Chemotherapy dose reductions in obese patients with colorectal cancer

Abstract

In cancer patients with a large Body Surface Area, chemotherapy drug doses are often reduced, as studies have suggested that their pharmacokinetics may be altered. However, this strategy may result in underdosing obese patients. In three Medical Research Council trials of chemotherapy for advanced colorectal cancer, dose reductions were not mandated. This provided the opportunity to compare the toxicity levels in those obese patients fully dosed and to investigate if those under dosed experienced a worse survival. Body Mass Index (BMI) was used to classify patients as normal weight (BMI < 25), overweight (BMI 25–29), or obese (BMI 30+). Of the 4781 patients, 2158 (45%) were classified as normal weight, 1753 (37%) as overweight, and 870 (18%) as obese.

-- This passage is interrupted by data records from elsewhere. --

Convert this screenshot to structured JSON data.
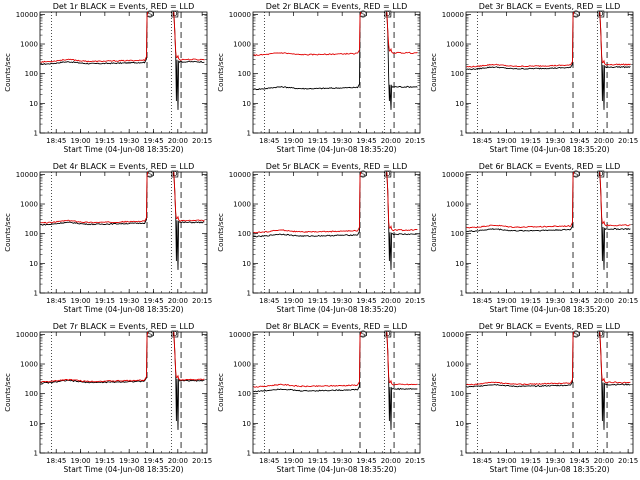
{
  "chart_data": [
    {
      "type": "line",
      "title": "Det 1r BLACK = Events, RED = LLD",
      "xlabel": "Start Time (04-Jun-08 18:35:20)",
      "ylabel": "Counts/sec",
      "yscale": "log",
      "ylim": [
        1,
        12000
      ],
      "xlim": [
        "18:35",
        "20:18"
      ],
      "xticks": [
        "18:45",
        "19:00",
        "19:15",
        "19:30",
        "19:45",
        "20:00",
        "20:15"
      ],
      "yticks": [
        "1",
        "10",
        "100",
        "1000",
        "10000"
      ],
      "events_level": 210,
      "lld_level": 250,
      "series": [
        {
          "name": "BLACK",
          "color": "#000000"
        },
        {
          "name": "RED",
          "color": "#e00000"
        }
      ],
      "markers": [
        "S",
        "D"
      ]
    },
    {
      "type": "line",
      "title": "Det 2r BLACK = Events, RED = LLD",
      "xlabel": "Start Time (04-Jun-08 18:35:20)",
      "ylabel": "Counts/sec",
      "yscale": "log",
      "ylim": [
        1,
        12000
      ],
      "xlim": [
        "18:35",
        "20:18"
      ],
      "xticks": [
        "18:45",
        "19:00",
        "19:15",
        "19:30",
        "19:45",
        "20:00",
        "20:15"
      ],
      "yticks": [
        "1",
        "10",
        "100",
        "1000",
        "10000"
      ],
      "events_level": 30,
      "lld_level": 420,
      "series": [
        {
          "name": "BLACK",
          "color": "#000000"
        },
        {
          "name": "RED",
          "color": "#e00000"
        }
      ],
      "markers": [
        "S",
        "D"
      ]
    },
    {
      "type": "line",
      "title": "Det 3r BLACK = Events, RED = LLD",
      "xlabel": "Start Time (04-Jun-08 18:35:20)",
      "ylabel": "Counts/sec",
      "yscale": "log",
      "ylim": [
        1,
        12000
      ],
      "xlim": [
        "18:35",
        "20:18"
      ],
      "xticks": [
        "18:45",
        "19:00",
        "19:15",
        "19:30",
        "19:45",
        "20:00",
        "20:15"
      ],
      "yticks": [
        "1",
        "10",
        "100",
        "1000",
        "10000"
      ],
      "events_level": 140,
      "lld_level": 170,
      "series": [
        {
          "name": "BLACK",
          "color": "#000000"
        },
        {
          "name": "RED",
          "color": "#e00000"
        }
      ],
      "markers": [
        "S",
        "D"
      ]
    },
    {
      "type": "line",
      "title": "Det 4r BLACK = Events, RED = LLD",
      "xlabel": "Start Time (04-Jun-08 18:35:20)",
      "ylabel": "Counts/sec",
      "yscale": "log",
      "ylim": [
        1,
        12000
      ],
      "xlim": [
        "18:35",
        "20:18"
      ],
      "xticks": [
        "18:45",
        "19:00",
        "19:15",
        "19:30",
        "19:45",
        "20:00",
        "20:15"
      ],
      "yticks": [
        "1",
        "10",
        "100",
        "1000",
        "10000"
      ],
      "events_level": 200,
      "lld_level": 230,
      "series": [
        {
          "name": "BLACK",
          "color": "#000000"
        },
        {
          "name": "RED",
          "color": "#e00000"
        }
      ],
      "markers": [
        "S",
        "D"
      ]
    },
    {
      "type": "line",
      "title": "Det 5r BLACK = Events, RED = LLD",
      "xlabel": "Start Time (04-Jun-08 18:35:20)",
      "ylabel": "Counts/sec",
      "yscale": "log",
      "ylim": [
        1,
        12000
      ],
      "xlim": [
        "18:35",
        "20:18"
      ],
      "xticks": [
        "18:45",
        "19:00",
        "19:15",
        "19:30",
        "19:45",
        "20:00",
        "20:15"
      ],
      "yticks": [
        "1",
        "10",
        "100",
        "1000",
        "10000"
      ],
      "events_level": 80,
      "lld_level": 110,
      "series": [
        {
          "name": "BLACK",
          "color": "#000000"
        },
        {
          "name": "RED",
          "color": "#e00000"
        }
      ],
      "markers": [
        "S",
        "D"
      ]
    },
    {
      "type": "line",
      "title": "Det 6r BLACK = Events, RED = LLD",
      "xlabel": "Start Time (04-Jun-08 18:35:20)",
      "ylabel": "Counts/sec",
      "yscale": "log",
      "ylim": [
        1,
        12000
      ],
      "xlim": [
        "18:35",
        "20:18"
      ],
      "xticks": [
        "18:45",
        "19:00",
        "19:15",
        "19:30",
        "19:45",
        "20:00",
        "20:15"
      ],
      "yticks": [
        "1",
        "10",
        "100",
        "1000",
        "10000"
      ],
      "events_level": 120,
      "lld_level": 160,
      "series": [
        {
          "name": "BLACK",
          "color": "#000000"
        },
        {
          "name": "RED",
          "color": "#e00000"
        }
      ],
      "markers": [
        "S",
        "D"
      ]
    },
    {
      "type": "line",
      "title": "Det 7r BLACK = Events, RED = LLD",
      "xlabel": "Start Time (04-Jun-08 18:35:20)",
      "ylabel": "Counts/sec",
      "yscale": "log",
      "ylim": [
        1,
        12000
      ],
      "xlim": [
        "18:35",
        "20:18"
      ],
      "xticks": [
        "18:45",
        "19:00",
        "19:15",
        "19:30",
        "19:45",
        "20:00",
        "20:15"
      ],
      "yticks": [
        "1",
        "10",
        "100",
        "1000",
        "10000"
      ],
      "events_level": 230,
      "lld_level": 250,
      "series": [
        {
          "name": "BLACK",
          "color": "#000000"
        },
        {
          "name": "RED",
          "color": "#e00000"
        }
      ],
      "markers": [
        "S",
        "D"
      ]
    },
    {
      "type": "line",
      "title": "Det 8r BLACK = Events, RED = LLD",
      "xlabel": "Start Time (04-Jun-08 18:35:20)",
      "ylabel": "Counts/sec",
      "yscale": "log",
      "ylim": [
        1,
        12000
      ],
      "xlim": [
        "18:35",
        "20:18"
      ],
      "xticks": [
        "18:45",
        "19:00",
        "19:15",
        "19:30",
        "19:45",
        "20:00",
        "20:15"
      ],
      "yticks": [
        "1",
        "10",
        "100",
        "1000",
        "10000"
      ],
      "events_level": 120,
      "lld_level": 170,
      "series": [
        {
          "name": "BLACK",
          "color": "#000000"
        },
        {
          "name": "RED",
          "color": "#e00000"
        }
      ],
      "markers": [
        "S",
        "D"
      ]
    },
    {
      "type": "line",
      "title": "Det 9r BLACK = Events, RED = LLD",
      "xlabel": "Start Time (04-Jun-08 18:35:20)",
      "ylabel": "Counts/sec",
      "yscale": "log",
      "ylim": [
        1,
        12000
      ],
      "xlim": [
        "18:35",
        "20:18"
      ],
      "xticks": [
        "18:45",
        "19:00",
        "19:15",
        "19:30",
        "19:45",
        "20:00",
        "20:15"
      ],
      "yticks": [
        "1",
        "10",
        "100",
        "1000",
        "10000"
      ],
      "events_level": 170,
      "lld_level": 200,
      "series": [
        {
          "name": "BLACK",
          "color": "#000000"
        },
        {
          "name": "RED",
          "color": "#e00000"
        }
      ],
      "markers": [
        "S",
        "D"
      ]
    }
  ]
}
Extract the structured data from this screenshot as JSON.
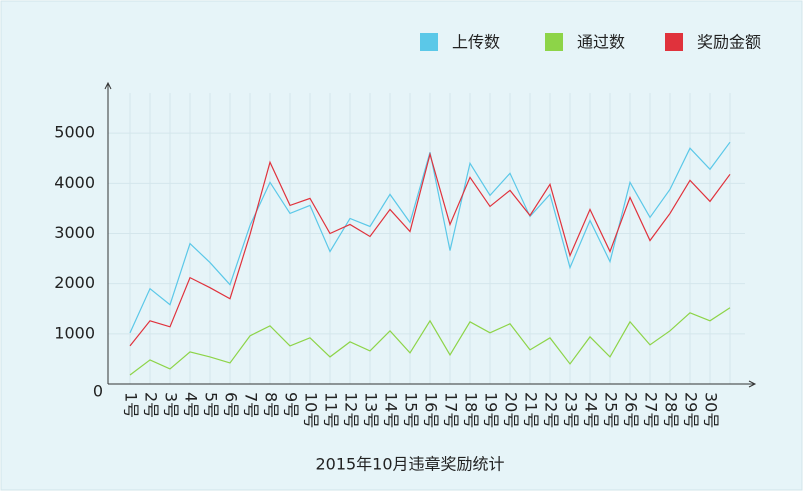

There was no evidence that, in those patients fully dosed, obese patients experienced more toxicity or that dose-reducing obese patients resulted in less toxicity. However, there was a suggestion that those obese patients who were given reduced doses had a worse progression-free survival [hazard ratio (HR) 1.21, 95% confidence interval (CI) 1.06–1.39, P = 0.006] and a slightly worse overall survival (HR 1.12, 95% CI 0.96–1.30, P = 0.152). These results, although not a randomised comparison, do not support the policy of reducing chemotherapy doses for obese patients with colorectal cancer.